The Australian milk processing sector is considered to be substantially over capacity relative to milk supply, which could drop below 8 billion litres for the first time in three decades.
Chief executive of the Canadian company, Lino A Saputo, made the announcement to ABC Rural today while on a tour of his Australian facilities.
“Smithton is receiving some capital dollars, we’re moving some production … from our Maffra plant over to Smithton, it’s a $20 million investment that’s going to allow us to produce and develop some high-value products,” he said.
“That will mean more jobs for the plant — permanent, contracted and casual jobs.”
New jobs at Smithton but jobs lost at Maffra
Close to 80 jobs are being lost because of the closure of Maffra, along with the shut-down of a milk powder line at Leongatha and cheese packing operations at Mil-Lel in South Australia.
Mr Saputo said the biggest challenge for Australia’s milk processing sector was a long-term decline in milk supply.
“The dairy pool has been declining over the course of the past three years,” he said.
“In fact, it’s been declining since my first trip out here in 2001. Then the country was producing about 11 billion litres of milk.
“When we acquired Warrnambool Cheese and Butter I believe that number was about 9.5 billion and now we’re around 8.5 billion.
“So the milk pool is shrinking and it’s important for us to right-size our network and unfortunately the Maffra closure is one of the casualties.”
Committed to Australia
Despite the challenges, Mr Saputo said the company had a long-term commitment in Australia and had no regrets over its purchase of farmer-owned cooperative Murray Goulburn in 2018.
“We’re 100 per cent committed to Australia, and not just in the short term.
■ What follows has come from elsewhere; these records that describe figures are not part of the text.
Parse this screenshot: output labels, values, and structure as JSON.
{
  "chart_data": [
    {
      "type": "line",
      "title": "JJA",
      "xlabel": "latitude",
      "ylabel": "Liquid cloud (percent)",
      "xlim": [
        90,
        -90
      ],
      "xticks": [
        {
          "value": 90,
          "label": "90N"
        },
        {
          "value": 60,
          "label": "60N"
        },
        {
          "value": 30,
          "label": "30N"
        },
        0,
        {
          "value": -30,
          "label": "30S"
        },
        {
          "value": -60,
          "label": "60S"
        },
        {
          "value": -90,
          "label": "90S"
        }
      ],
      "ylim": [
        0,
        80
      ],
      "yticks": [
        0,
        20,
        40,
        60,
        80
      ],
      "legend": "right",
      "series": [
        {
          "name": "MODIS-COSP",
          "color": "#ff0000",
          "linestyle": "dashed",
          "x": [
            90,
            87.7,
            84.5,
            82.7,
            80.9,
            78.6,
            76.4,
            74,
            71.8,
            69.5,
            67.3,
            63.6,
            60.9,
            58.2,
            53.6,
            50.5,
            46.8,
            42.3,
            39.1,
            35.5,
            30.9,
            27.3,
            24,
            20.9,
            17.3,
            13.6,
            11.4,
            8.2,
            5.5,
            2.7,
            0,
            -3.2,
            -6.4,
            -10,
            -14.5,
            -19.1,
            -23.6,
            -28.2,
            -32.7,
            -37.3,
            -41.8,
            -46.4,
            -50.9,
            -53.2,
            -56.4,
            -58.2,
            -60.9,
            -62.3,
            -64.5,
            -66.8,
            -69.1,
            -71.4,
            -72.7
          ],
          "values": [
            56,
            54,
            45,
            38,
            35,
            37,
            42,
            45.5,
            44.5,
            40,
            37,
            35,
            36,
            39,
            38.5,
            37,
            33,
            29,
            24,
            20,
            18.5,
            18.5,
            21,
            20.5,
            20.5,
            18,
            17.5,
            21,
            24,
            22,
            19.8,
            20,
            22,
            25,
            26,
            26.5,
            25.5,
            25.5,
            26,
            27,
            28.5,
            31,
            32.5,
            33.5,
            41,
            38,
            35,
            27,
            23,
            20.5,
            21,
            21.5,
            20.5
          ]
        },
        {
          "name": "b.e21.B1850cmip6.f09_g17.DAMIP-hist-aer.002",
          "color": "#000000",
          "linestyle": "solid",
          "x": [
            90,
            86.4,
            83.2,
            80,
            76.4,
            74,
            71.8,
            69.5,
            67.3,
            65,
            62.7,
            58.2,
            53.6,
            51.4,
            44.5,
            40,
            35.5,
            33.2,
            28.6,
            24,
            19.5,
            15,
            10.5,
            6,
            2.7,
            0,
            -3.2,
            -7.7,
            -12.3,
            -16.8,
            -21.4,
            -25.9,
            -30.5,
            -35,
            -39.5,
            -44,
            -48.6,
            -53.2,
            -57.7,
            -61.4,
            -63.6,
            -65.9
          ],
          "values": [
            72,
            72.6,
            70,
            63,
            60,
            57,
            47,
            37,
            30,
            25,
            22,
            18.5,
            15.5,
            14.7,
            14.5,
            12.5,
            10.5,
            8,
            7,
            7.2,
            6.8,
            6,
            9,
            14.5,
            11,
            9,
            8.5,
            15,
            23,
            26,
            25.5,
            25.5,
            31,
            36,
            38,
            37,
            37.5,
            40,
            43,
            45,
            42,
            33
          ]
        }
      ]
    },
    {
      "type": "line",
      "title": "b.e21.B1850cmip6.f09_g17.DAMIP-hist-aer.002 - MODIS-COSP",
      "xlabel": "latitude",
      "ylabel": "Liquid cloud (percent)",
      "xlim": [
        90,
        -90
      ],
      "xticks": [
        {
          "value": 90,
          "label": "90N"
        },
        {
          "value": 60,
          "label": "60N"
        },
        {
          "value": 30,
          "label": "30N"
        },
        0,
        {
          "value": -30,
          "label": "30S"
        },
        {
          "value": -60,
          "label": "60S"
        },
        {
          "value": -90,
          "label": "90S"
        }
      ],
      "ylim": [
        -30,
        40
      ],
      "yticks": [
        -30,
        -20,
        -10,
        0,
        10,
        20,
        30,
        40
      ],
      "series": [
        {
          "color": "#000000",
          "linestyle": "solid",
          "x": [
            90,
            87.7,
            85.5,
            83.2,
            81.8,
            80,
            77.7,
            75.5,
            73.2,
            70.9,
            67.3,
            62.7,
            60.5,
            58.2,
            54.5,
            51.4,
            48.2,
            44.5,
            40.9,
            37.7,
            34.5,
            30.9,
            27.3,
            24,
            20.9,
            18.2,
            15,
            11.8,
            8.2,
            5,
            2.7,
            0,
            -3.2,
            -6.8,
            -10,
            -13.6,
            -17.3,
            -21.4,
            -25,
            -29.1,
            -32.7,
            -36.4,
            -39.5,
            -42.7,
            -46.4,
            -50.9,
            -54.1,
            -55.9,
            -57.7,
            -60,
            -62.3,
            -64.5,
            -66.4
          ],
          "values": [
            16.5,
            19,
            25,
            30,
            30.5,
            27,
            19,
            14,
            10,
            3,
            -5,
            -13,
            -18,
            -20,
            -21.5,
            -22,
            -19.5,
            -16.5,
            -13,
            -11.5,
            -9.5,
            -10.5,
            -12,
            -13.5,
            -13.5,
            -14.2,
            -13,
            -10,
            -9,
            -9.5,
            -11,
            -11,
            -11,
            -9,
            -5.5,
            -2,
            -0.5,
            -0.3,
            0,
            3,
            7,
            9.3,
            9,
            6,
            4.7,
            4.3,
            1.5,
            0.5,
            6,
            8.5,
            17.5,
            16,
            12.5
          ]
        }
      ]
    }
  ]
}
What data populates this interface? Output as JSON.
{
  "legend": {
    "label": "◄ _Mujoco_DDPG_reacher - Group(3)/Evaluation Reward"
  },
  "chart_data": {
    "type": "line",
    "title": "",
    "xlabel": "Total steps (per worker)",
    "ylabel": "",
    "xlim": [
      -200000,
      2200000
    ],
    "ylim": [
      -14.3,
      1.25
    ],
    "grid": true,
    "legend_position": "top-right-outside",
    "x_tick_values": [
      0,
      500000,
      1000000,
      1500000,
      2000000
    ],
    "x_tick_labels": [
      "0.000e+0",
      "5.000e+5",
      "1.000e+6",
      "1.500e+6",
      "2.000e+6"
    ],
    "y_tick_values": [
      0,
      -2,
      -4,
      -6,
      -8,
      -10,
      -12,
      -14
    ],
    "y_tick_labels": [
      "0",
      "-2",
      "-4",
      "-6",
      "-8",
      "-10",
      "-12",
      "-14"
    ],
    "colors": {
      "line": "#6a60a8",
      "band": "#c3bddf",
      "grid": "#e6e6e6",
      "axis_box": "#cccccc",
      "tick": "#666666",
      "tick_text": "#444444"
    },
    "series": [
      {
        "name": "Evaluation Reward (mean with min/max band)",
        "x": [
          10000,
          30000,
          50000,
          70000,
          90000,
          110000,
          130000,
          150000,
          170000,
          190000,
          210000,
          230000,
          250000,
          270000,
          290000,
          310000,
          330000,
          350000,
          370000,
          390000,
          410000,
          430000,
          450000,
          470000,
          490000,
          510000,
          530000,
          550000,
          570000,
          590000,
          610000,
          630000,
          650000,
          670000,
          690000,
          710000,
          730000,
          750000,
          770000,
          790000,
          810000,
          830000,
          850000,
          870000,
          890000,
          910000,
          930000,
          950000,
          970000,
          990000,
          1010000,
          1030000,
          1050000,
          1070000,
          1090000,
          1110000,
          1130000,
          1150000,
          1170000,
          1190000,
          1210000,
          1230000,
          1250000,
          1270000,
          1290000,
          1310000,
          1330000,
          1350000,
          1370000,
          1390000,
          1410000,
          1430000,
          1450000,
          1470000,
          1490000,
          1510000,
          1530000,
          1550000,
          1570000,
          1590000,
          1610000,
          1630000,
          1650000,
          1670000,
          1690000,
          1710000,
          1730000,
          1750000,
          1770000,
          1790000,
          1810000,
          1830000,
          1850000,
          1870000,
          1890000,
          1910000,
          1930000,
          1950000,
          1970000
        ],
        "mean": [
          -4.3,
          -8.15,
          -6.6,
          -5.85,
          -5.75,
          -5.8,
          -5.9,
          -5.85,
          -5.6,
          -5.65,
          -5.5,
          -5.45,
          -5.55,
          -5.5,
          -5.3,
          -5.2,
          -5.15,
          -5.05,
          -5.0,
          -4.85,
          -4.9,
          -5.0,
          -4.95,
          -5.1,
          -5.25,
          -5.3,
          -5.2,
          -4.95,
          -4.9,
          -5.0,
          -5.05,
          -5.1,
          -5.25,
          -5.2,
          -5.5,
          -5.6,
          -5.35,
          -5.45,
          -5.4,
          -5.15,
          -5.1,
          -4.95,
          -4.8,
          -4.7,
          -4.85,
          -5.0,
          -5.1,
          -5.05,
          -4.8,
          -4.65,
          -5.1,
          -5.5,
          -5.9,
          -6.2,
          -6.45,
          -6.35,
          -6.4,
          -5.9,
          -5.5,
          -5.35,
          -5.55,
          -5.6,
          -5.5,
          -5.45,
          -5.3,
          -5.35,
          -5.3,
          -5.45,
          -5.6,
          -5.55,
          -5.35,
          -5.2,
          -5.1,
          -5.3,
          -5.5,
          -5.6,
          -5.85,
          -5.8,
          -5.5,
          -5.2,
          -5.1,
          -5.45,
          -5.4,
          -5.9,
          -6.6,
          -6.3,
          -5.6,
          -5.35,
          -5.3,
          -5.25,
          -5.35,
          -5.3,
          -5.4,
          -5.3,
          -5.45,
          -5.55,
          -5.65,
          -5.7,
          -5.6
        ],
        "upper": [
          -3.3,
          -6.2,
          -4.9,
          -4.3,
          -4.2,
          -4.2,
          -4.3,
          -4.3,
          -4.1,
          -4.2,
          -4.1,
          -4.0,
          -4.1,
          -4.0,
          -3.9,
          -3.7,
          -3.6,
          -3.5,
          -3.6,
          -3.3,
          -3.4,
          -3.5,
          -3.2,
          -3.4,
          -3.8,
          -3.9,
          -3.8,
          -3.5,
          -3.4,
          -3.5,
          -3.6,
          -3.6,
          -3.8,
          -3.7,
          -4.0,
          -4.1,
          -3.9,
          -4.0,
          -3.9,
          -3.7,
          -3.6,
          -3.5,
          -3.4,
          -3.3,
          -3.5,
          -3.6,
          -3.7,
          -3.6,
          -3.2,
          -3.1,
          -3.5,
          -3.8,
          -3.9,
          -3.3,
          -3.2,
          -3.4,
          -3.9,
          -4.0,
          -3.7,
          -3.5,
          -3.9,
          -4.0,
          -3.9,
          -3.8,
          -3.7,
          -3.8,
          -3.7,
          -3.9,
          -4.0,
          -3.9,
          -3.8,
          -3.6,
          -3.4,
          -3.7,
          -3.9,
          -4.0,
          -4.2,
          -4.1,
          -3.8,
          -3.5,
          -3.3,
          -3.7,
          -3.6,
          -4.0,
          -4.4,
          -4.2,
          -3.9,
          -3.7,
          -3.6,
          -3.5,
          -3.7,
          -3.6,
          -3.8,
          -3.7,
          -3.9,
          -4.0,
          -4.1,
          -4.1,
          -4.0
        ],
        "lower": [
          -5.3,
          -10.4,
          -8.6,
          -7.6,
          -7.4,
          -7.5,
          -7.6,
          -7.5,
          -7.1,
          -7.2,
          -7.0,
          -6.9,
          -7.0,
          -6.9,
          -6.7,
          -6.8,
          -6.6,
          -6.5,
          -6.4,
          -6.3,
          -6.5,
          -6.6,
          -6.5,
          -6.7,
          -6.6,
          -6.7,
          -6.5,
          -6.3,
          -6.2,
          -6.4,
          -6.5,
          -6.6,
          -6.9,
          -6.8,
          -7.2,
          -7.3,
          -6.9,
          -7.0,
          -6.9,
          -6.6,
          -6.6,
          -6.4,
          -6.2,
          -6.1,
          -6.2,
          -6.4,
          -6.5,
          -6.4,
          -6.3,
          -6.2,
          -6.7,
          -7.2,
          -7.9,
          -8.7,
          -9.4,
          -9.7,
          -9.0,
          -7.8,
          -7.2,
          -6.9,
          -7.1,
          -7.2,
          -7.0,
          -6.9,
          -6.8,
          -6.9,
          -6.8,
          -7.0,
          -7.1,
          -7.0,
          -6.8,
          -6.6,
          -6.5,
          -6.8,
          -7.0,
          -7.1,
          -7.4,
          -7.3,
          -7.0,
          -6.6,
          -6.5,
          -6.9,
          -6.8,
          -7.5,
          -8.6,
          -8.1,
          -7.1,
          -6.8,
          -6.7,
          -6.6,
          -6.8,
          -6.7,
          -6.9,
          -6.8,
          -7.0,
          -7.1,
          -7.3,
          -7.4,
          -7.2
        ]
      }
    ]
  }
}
We’re committed for the long term,” he said.
“Murray Goulburn had better days in the past, but the brands we inherited, the talent, and dairy processing expertise [were invaluable].
“We have incredible products and incredible people manufacturing them, so for us to abandon this market would be foolish.”
More closures to come
Mr Saputo said declining milk supply meant there was significant surplus milk processing capacity, and that would mean further factory closures.
“I think the Australian dairy industry has to get smarter about the way they’re processing their solids,” he said.
“There is way too much stainless steel in this industry for the amount of milk being produced.
“So yes, there will be some plant closures, but there will be heavy investments as well in other facilities to focus on higher valued categories of dairy products that we can sell domestically and around the world.”